= Te Manihera Te Ikahaehae =

Te Manihera Te Ikahaehae was a Māori Anglican Lay-preacher from the Ngāti Maru of Taranaki iwi. He converted to Anglicanism in the 1850s. He was responsible for bringing the Bell of Purangi from Whanganui to Taranaki.

Prior to his conversion, his name was simply Te Ikahaehae. Te Manihera was a post baptismal name given to him in remembrance of CMS clergy, Rev. Maunsell. Later in life, he was known to have reverted to his original name Te Ikahaehae or shortened to Te Ika. His descendants used Teika as their surname.

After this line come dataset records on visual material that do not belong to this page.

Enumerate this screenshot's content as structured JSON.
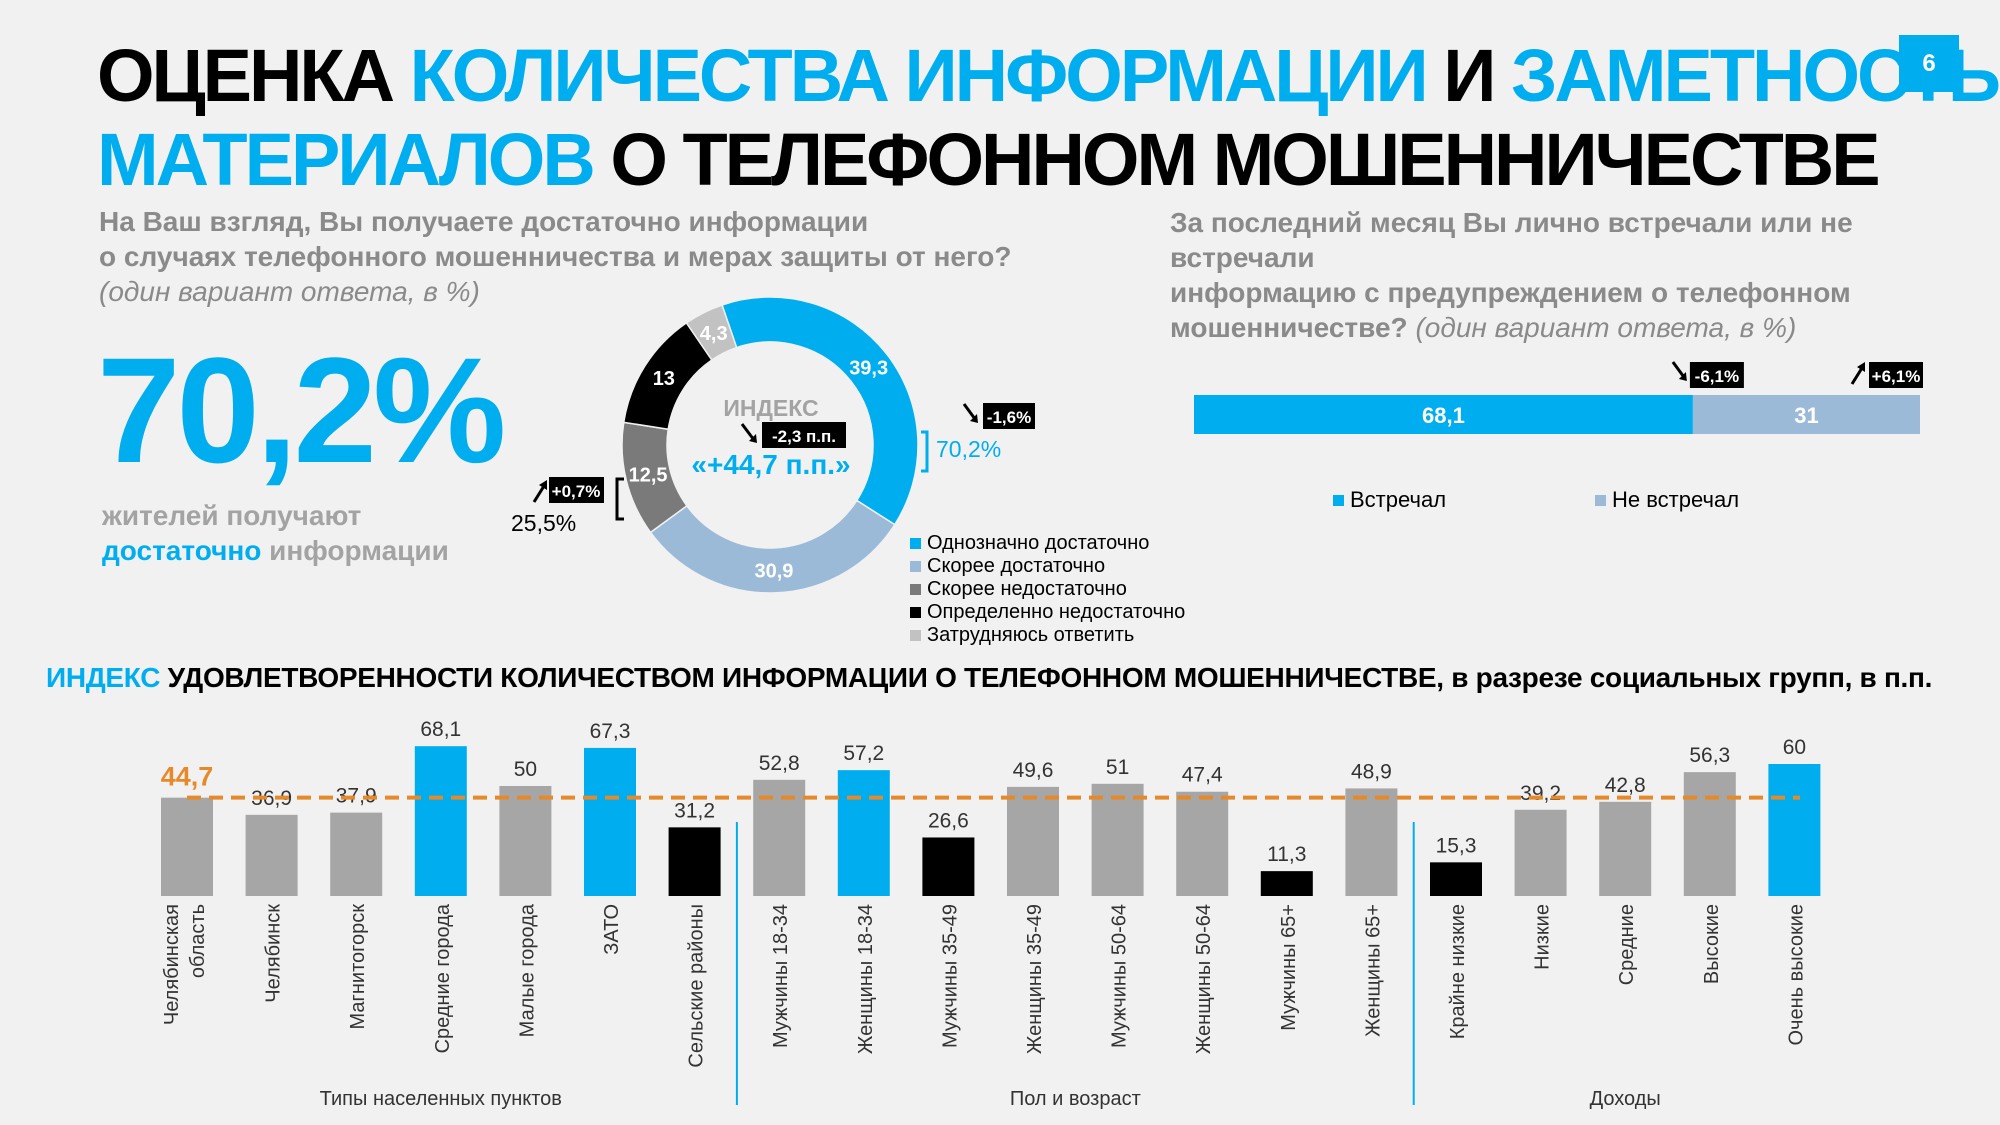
{
  "header": {
    "title_parts": [
      "ОЦЕНКА ",
      "КОЛИЧЕСТВА ИНФОРМАЦИИ",
      " И ",
      "ЗАМЕТНОСТЬ",
      "МАТЕРИАЛОВ",
      " О ТЕЛЕФОННОМ МОШЕННИЧЕСТВЕ"
    ],
    "page_number": "6"
  },
  "question_left": {
    "line1": "На Ваш взгляд, Вы получаете достаточно информации",
    "line2": "о случаях телефонного мошенничества и мерах защиты от него?",
    "note": "(один вариант ответа, в %)"
  },
  "question_right": {
    "line1": "За последний месяц Вы лично встречали или не встречали",
    "line2": "информацию с предупреждением о телефонном",
    "line3": "мошенничестве?",
    "note": " (один вариант ответа, в %)"
  },
  "kpi": {
    "value": "70,2%",
    "text1": "жителей получают",
    "text2_highlight": "достаточно",
    "text2_rest": " информации"
  },
  "donut": {
    "index_label": "ИНДЕКС",
    "index_value": "«+44,7 п.п.»",
    "index_change": "-2,3 п.п.",
    "positive_total": "70,2%",
    "positive_change": "-1,6%",
    "negative_total": "25,5%",
    "negative_change": "+0,7%"
  },
  "bar_section": {
    "title_highlight": "ИНДЕКС",
    "title_rest": " УДОВЛЕТВОРЕННОСТИ КОЛИЧЕСТВОМ ИНФОРМАЦИИ О ТЕЛЕФОННОМ МОШЕННИЧЕСТВЕ, в разрезе социальных групп, в п.п.",
    "reference_label": "44,7"
  },
  "colors": {
    "accent_blue": "#00aeef",
    "light_blue": "#9bbad8",
    "dark_gray": "#7a7a7a",
    "black": "#000000",
    "light_gray": "#c2c2c2",
    "bar_gray": "#a6a6a6",
    "reference_line": "#e6892a"
  },
  "chart_data": [
    {
      "type": "pie",
      "variant": "donut",
      "slices": [
        {
          "label": "Однозначно достаточно",
          "value": 39.3,
          "display": "39,3",
          "color": "#00aeef"
        },
        {
          "label": "Скорее достаточно",
          "value": 30.9,
          "display": "30,9",
          "color": "#9bbad8"
        },
        {
          "label": "Скорее недостаточно",
          "value": 12.5,
          "display": "12,5",
          "color": "#7a7a7a"
        },
        {
          "label": "Определенно недостаточно",
          "value": 13,
          "display": "13",
          "color": "#000000"
        },
        {
          "label": "Затрудняюсь ответить",
          "value": 4.3,
          "display": "4,3",
          "color": "#c2c2c2"
        }
      ]
    },
    {
      "type": "bar",
      "orientation": "horizontal-stacked",
      "segments": [
        {
          "label": "Встречал",
          "value": 68.1,
          "display": "68,1",
          "change": "-6,1%",
          "direction": "down",
          "color": "#00aeef"
        },
        {
          "label": "Не встречал",
          "value": 31,
          "display": "31",
          "change": "+6,1%",
          "direction": "up",
          "color": "#9bbad8"
        }
      ]
    },
    {
      "type": "bar",
      "ylim": [
        0,
        75
      ],
      "reference": {
        "value": 44.7,
        "label": "44,7"
      },
      "groups": [
        {
          "label": "Типы населенных пунктов",
          "start": 0,
          "end": 6
        },
        {
          "label": "Пол и возраст",
          "start": 7,
          "end": 14
        },
        {
          "label": "Доходы",
          "start": 15,
          "end": 19
        }
      ],
      "bars": [
        {
          "category": "Челябинская область",
          "value": 44.7,
          "display": "",
          "color": "gray"
        },
        {
          "category": "Челябинск",
          "value": 36.9,
          "display": "36,9",
          "color": "gray"
        },
        {
          "category": "Магнитогорск",
          "value": 37.9,
          "display": "37,9",
          "color": "gray"
        },
        {
          "category": "Средние города",
          "value": 68.1,
          "display": "68,1",
          "color": "blue"
        },
        {
          "category": "Малые города",
          "value": 50,
          "display": "50",
          "color": "gray"
        },
        {
          "category": "ЗАТО",
          "value": 67.3,
          "display": "67,3",
          "color": "blue"
        },
        {
          "category": "Сельские районы",
          "value": 31.2,
          "display": "31,2",
          "color": "black"
        },
        {
          "category": "Мужчины 18-34",
          "value": 52.8,
          "display": "52,8",
          "color": "gray"
        },
        {
          "category": "Женщины 18-34",
          "value": 57.2,
          "display": "57,2",
          "color": "blue"
        },
        {
          "category": "Мужчины 35-49",
          "value": 26.6,
          "display": "26,6",
          "color": "black"
        },
        {
          "category": "Женщины 35-49",
          "value": 49.6,
          "display": "49,6",
          "color": "gray"
        },
        {
          "category": "Мужчины 50-64",
          "value": 51,
          "display": "51",
          "color": "gray"
        },
        {
          "category": "Женщины 50-64",
          "value": 47.4,
          "display": "47,4",
          "color": "gray"
        },
        {
          "category": "Мужчины 65+",
          "value": 11.3,
          "display": "11,3",
          "color": "black"
        },
        {
          "category": "Женщины 65+",
          "value": 48.9,
          "display": "48,9",
          "color": "gray"
        },
        {
          "category": "Крайне низкие",
          "value": 15.3,
          "display": "15,3",
          "color": "black"
        },
        {
          "category": "Низкие",
          "value": 39.2,
          "display": "39,2",
          "color": "gray"
        },
        {
          "category": "Средние",
          "value": 42.8,
          "display": "42,8",
          "color": "gray"
        },
        {
          "category": "Высокие",
          "value": 56.3,
          "display": "56,3",
          "color": "gray"
        },
        {
          "category": "Очень высокие",
          "value": 60,
          "display": "60",
          "color": "blue"
        }
      ]
    }
  ]
}
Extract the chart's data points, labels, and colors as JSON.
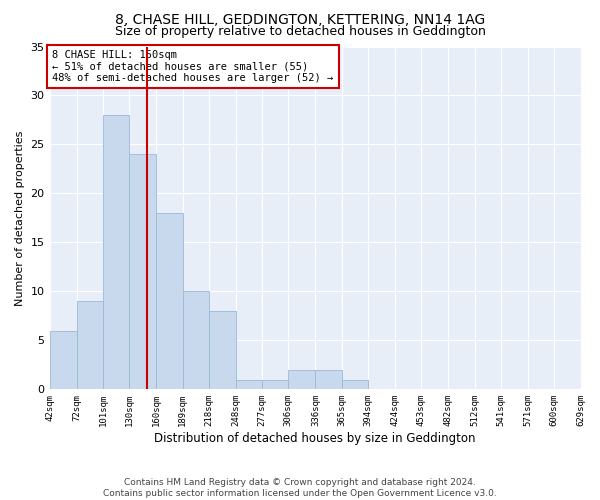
{
  "title": "8, CHASE HILL, GEDDINGTON, KETTERING, NN14 1AG",
  "subtitle": "Size of property relative to detached houses in Geddington",
  "xlabel": "Distribution of detached houses by size in Geddington",
  "ylabel": "Number of detached properties",
  "bar_color": "#c8d9ee",
  "bar_edge_color": "#9ab8d8",
  "background_color": "#e8eef8",
  "grid_color": "#ffffff",
  "vline_color": "#cc0000",
  "vline_x": 150,
  "annotation_text": "8 CHASE HILL: 150sqm\n← 51% of detached houses are smaller (55)\n48% of semi-detached houses are larger (52) →",
  "annotation_box_color": "#ffffff",
  "annotation_box_edge": "#cc0000",
  "bins": [
    42,
    72,
    101,
    130,
    160,
    189,
    218,
    248,
    277,
    306,
    336,
    365,
    394,
    424,
    453,
    482,
    512,
    541,
    571,
    600,
    629
  ],
  "bin_labels": [
    "42sqm",
    "72sqm",
    "101sqm",
    "130sqm",
    "160sqm",
    "189sqm",
    "218sqm",
    "248sqm",
    "277sqm",
    "306sqm",
    "336sqm",
    "365sqm",
    "394sqm",
    "424sqm",
    "453sqm",
    "482sqm",
    "512sqm",
    "541sqm",
    "571sqm",
    "600sqm",
    "629sqm"
  ],
  "bar_heights": [
    6,
    9,
    28,
    24,
    18,
    10,
    8,
    1,
    1,
    2,
    2,
    1,
    0,
    0,
    0,
    0,
    0,
    0,
    0,
    0
  ],
  "ylim": [
    0,
    35
  ],
  "yticks": [
    0,
    5,
    10,
    15,
    20,
    25,
    30,
    35
  ],
  "footer_text": "Contains HM Land Registry data © Crown copyright and database right 2024.\nContains public sector information licensed under the Open Government Licence v3.0.",
  "title_fontsize": 10,
  "subtitle_fontsize": 9,
  "annotation_fontsize": 7.5,
  "footer_fontsize": 6.5,
  "ylabel_fontsize": 8,
  "xlabel_fontsize": 8.5
}
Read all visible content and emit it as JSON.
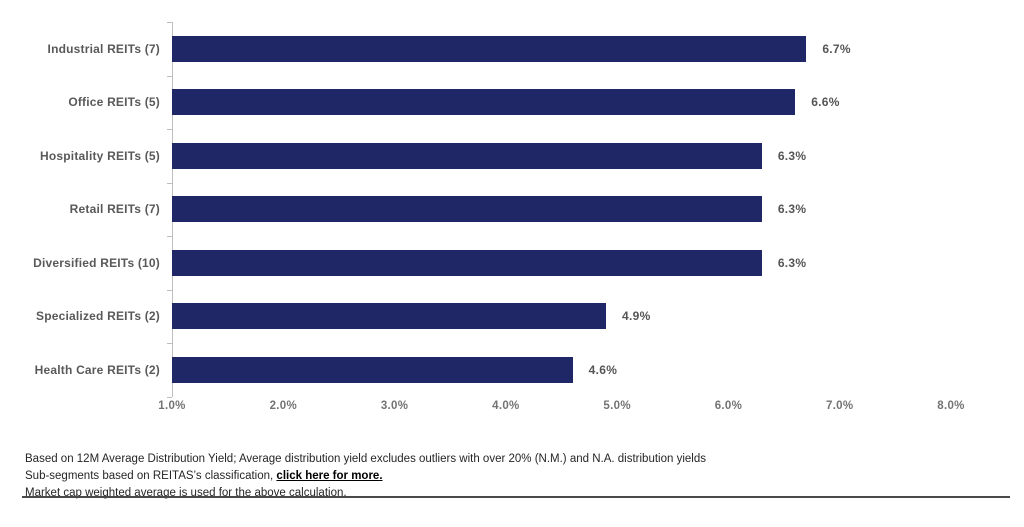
{
  "chart_data": {
    "type": "bar",
    "orientation": "horizontal",
    "categories": [
      "Industrial REITs (7)",
      "Office REITs (5)",
      "Hospitality REITs (5)",
      "Retail REITs (7)",
      "Diversified REITs (10)",
      "Specialized REITs (2)",
      "Health Care REITs (2)"
    ],
    "values": [
      6.7,
      6.6,
      6.3,
      6.3,
      6.3,
      4.9,
      4.6
    ],
    "value_labels": [
      "6.7%",
      "6.6%",
      "6.3%",
      "6.3%",
      "6.3%",
      "4.9%",
      "4.6%"
    ],
    "x_tick_labels": [
      "1.0%",
      "2.0%",
      "3.0%",
      "4.0%",
      "5.0%",
      "6.0%",
      "7.0%",
      "8.0%"
    ],
    "xlim": [
      1.0,
      8.0
    ],
    "title": "",
    "xlabel": "",
    "ylabel": "",
    "grid": false,
    "legend": false,
    "bar_color": "#1F2766",
    "axis_color": "#bfbfbf"
  },
  "footer": {
    "line1": "Based on 12M Average Distribution Yield; Average distribution yield excludes outliers with over 20% (N.M.) and N.A. distribution yields",
    "line2_prefix": "Sub-segments based on REITAS’s classification, ",
    "line2_link": "click here for more.",
    "line3": "Market cap weighted average is used for the above calculation."
  }
}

There was an earlier "Te Manihera". His pre-baptism name was Poutama - a chief of the Tangahoe hapu of Ngati Ruanui. This earlier "Te Manihera" was killed in Taupo in March 1847 and was subsequently martyred. He was however, a man quite distinct from Te Manihera Te Ikahaehae. Te Manihera Te Ikahaehae converted to Anglicanism in Whanganui in the 1850s.

Te Ikahaehae was listed in schedule 1 of the Purangi Landless Natives Act 1907 as having received land under this legislation. His nephew, Tutanuku Tume, one of the leading men of Purangi was also listed.